The loss of livelihood and ecological devastation that followed the expansion of a part of the Kalka-Shimla highway can be prevented if local communities, workers and authorities work in co-operation with each other on such projects.
People of Dharampur and Sukhi Jori, adjoining market settlements on the Kalka-Shimla highway (Himachal Pradesh), say that they will never forget the week starting May 29 when large-scale demolition work began in those areas using heavy machines. Right till June 2, when this reporter visited the demolition site, people looked on in silent grief as even shops believed to be outside the range of the expanding four-lane highway were razed to the ground.
Pradeep Kumar, one of the shopkeepers, said, “Many shopkeepers who never expected eviction were asked to clear all their belongings at a very short notice. I am also one of them. My estimate is that about 40% of the demolitions could have been avoided easily. In all nearly 2,500 units were destroyed in this and adjoining market cluster alone.”
Sanjay Kumar is another small shopkeeper who faced the wrath of the demolition squad. He said, “I will of course try to start all over again but it will not be easy. About 50% of the small businesses destroyed by demolition do not have the capacity to re-establish at a new place. Their livelihood is simply ruined, while some households have even lost their shelter.”
These demolitions took place as a part of widening of the stretch of the highway from Timber Trail to Chambaghat. Over the years, several clusters of shops, particularly small dhabas and restaurants, as well as other daily goods shops, have come up near the highway at places like Chambaghat, Kanjghat, Shaughi, Jhabli, Koti, Datiyar and Kumarhatti, apart from Dharampur and Sukhi Jori.
Some of these eateries expanded and became famous over the years. Some like Gyani Ka Dhaba acquired an iconic status with generations of tourists and boarding school students swearing by the parathas served here.
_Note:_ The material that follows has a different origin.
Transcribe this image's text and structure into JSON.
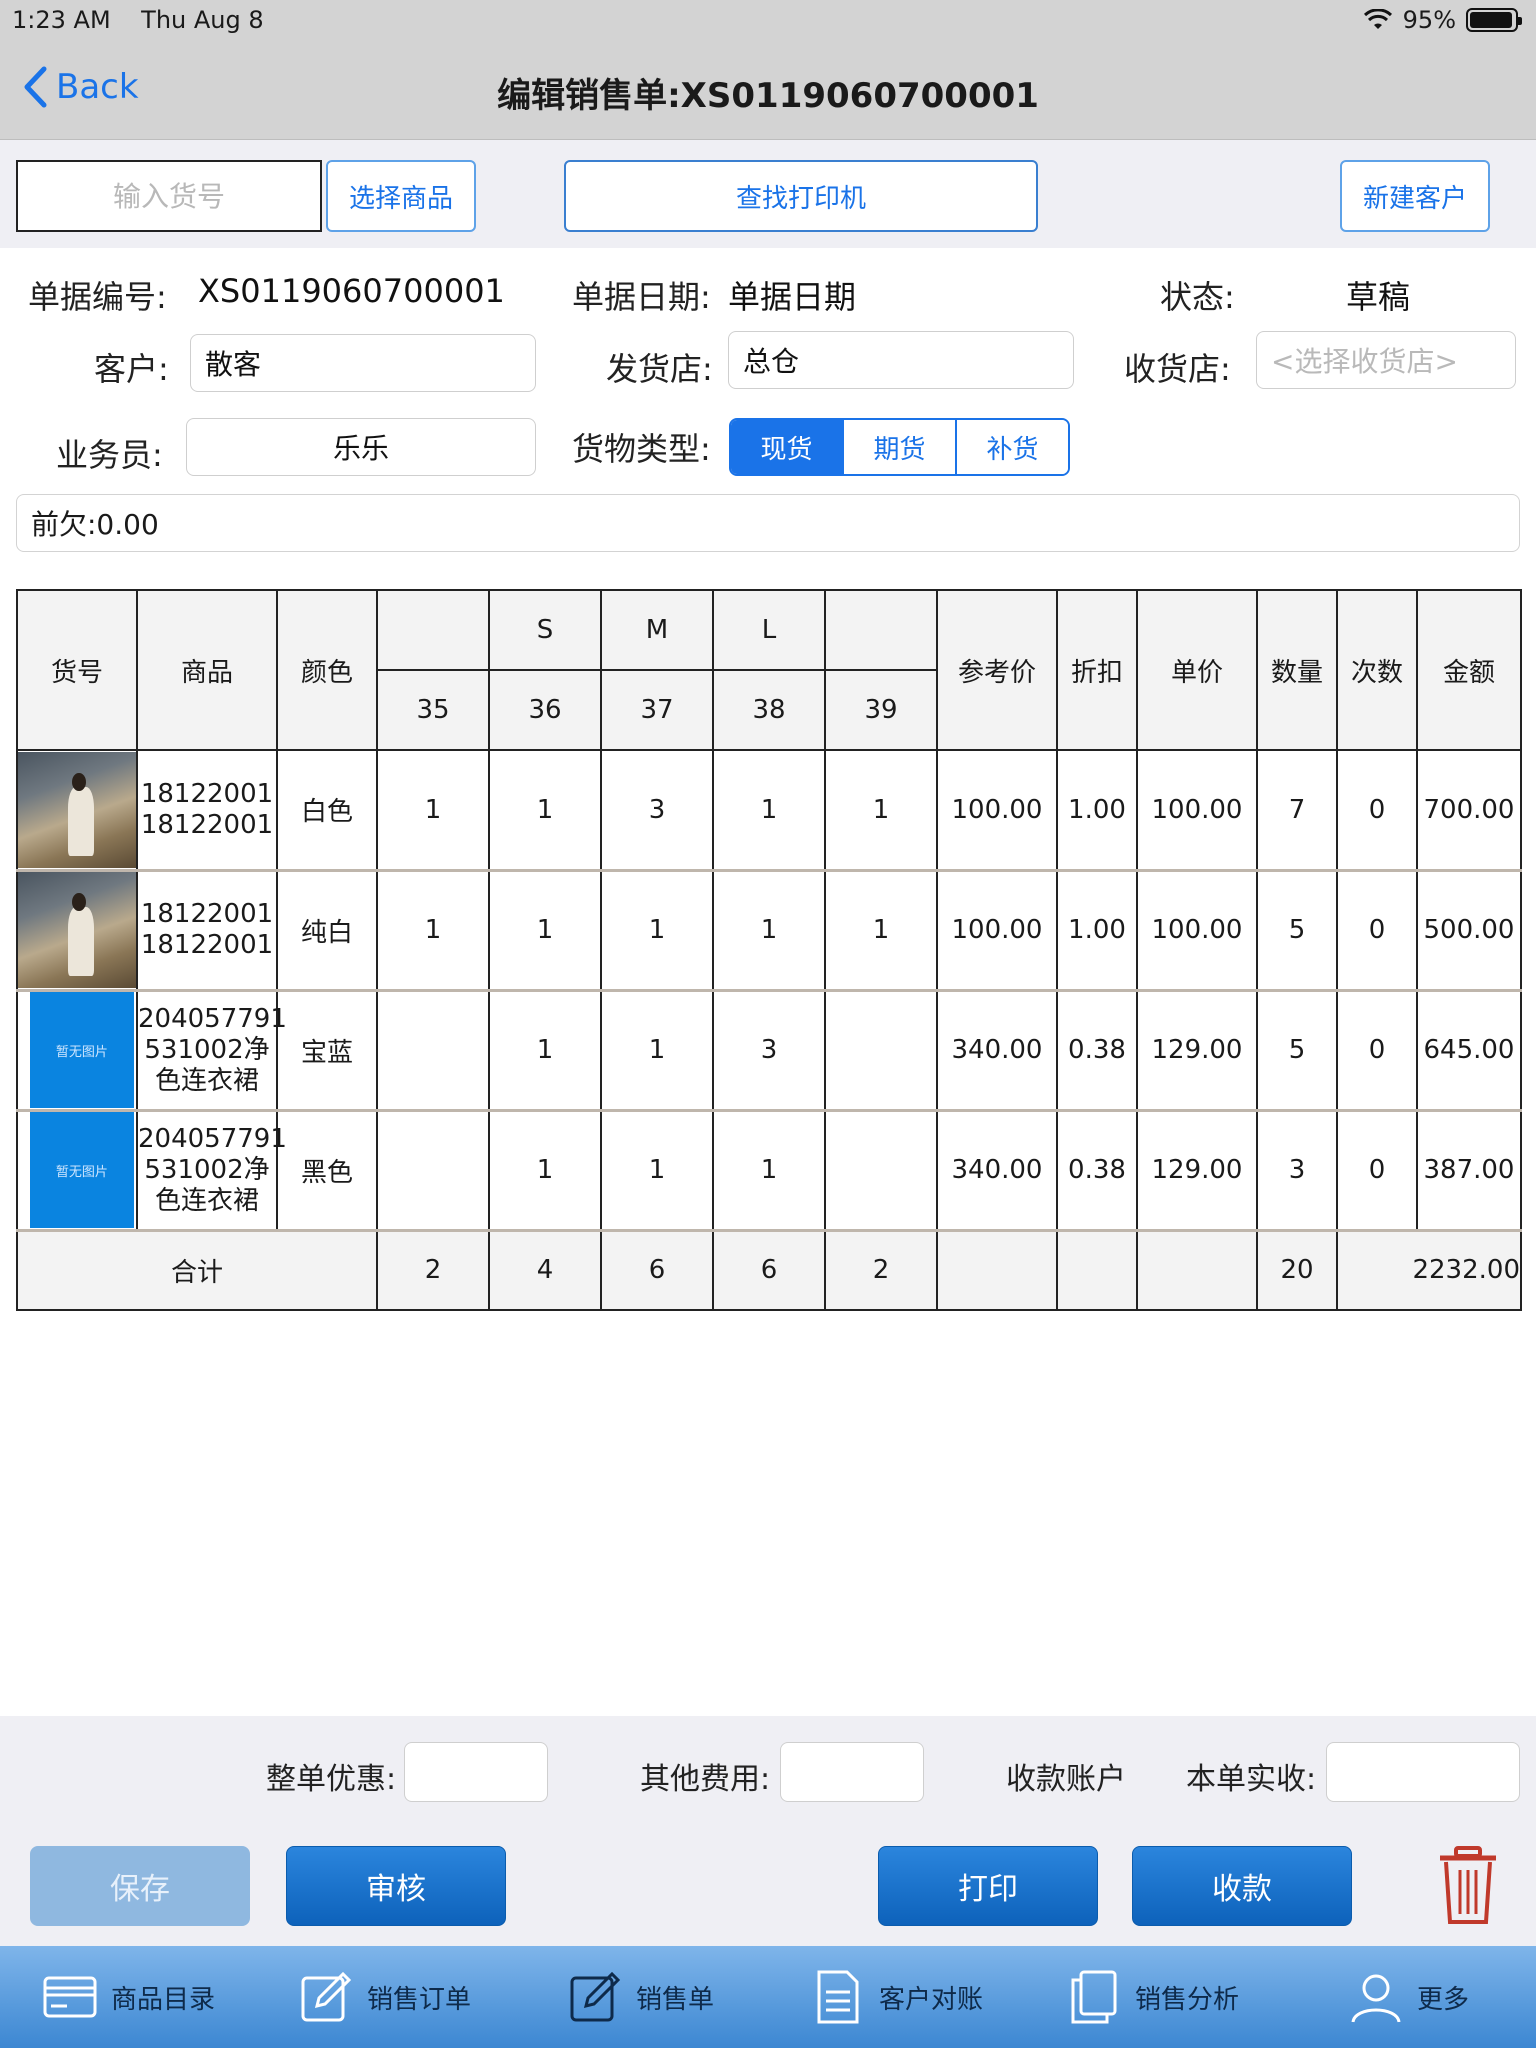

Such iconic establishments have also been razed to the ground in the recent demolitions, despite assurances that only a relatively small part would be demolished.
While many small shops and eateries have been demolished, most others would also be cut off from the tourists after the widening work is over.
At a time when there is an increasing need to link small-scale local livelihoods more closely to tourism, any disruption of even the existing meagre linkages needs to be questioned, particularly when alternatives of better linkages with local livelihoods are available. The response of the administration is that they have provided compensation or are committed to providing compensation to all those who have the required legal ownership documents. Hence, those who do not have the required papers face utter ruin.
Another concern is the large-scale felling of trees. According to information obtained through an RTI, the authorities admitted to having felled about ten thousand trees until March 31, 2016, but local people say that the actual figure till date is likely to be much higher. There has been an adverse impact on roadside trees, birds and small wild animals. Availability of fodder for farm animals has also been adversely affected, and the possibilities of farmers bringing their produce for roadside selling are fast diminishing.
In recent months, tourists as well as locals have been troubled by the mounds of rubble spread indiscriminately. There have been several accidents. Mukesh, a driver of nearby Garkhal, was hit by a huge boulder tumbling down the hills destabilised by the heavy construction work and tree felling. Even after spending a long time in the hospital, he is barely able to walk a few steps. No compensation was provided to him.
Several landslides have made some zones particularly treacherous. Boulders and rubble perched precariously on roadsides can be washed down the hillsides by heavy downpours and storms, causing damage to the fields below.
There is a need to take note of the lessons from this highway expansion, since highly ambitious construction and expansion projects have been announced recently. Great caution has to be observed during construction of roads in the fragile geological and ecological conditions of the Himalayan region. But when large scale planning and construction of highways is taken up without any involvement and participation of local communities, then the chances of avoidable ecological damage greatly increases.
If the authorities consult local people, they will be surprised by how many practical, low-cost suggestions they can get for smoothening road traffic, and for protecting and promoting local livelihoods and ecology.
But the authorities are more interested in awarding contracts than consulting local people. The companies who win contracts often work with migrant workers from distant areas. They too face serious hazards but often have no one to help them when they are toiling so far away from their homes.
A lot of livelihood loss, serious hazards and ecological devastation can be prevented if local communities, workers and authorities work in co-operation with each other in the planning and construction of such projects.
Bharat Dogra a freelance journalist who has been involved with several social movements and initiatives.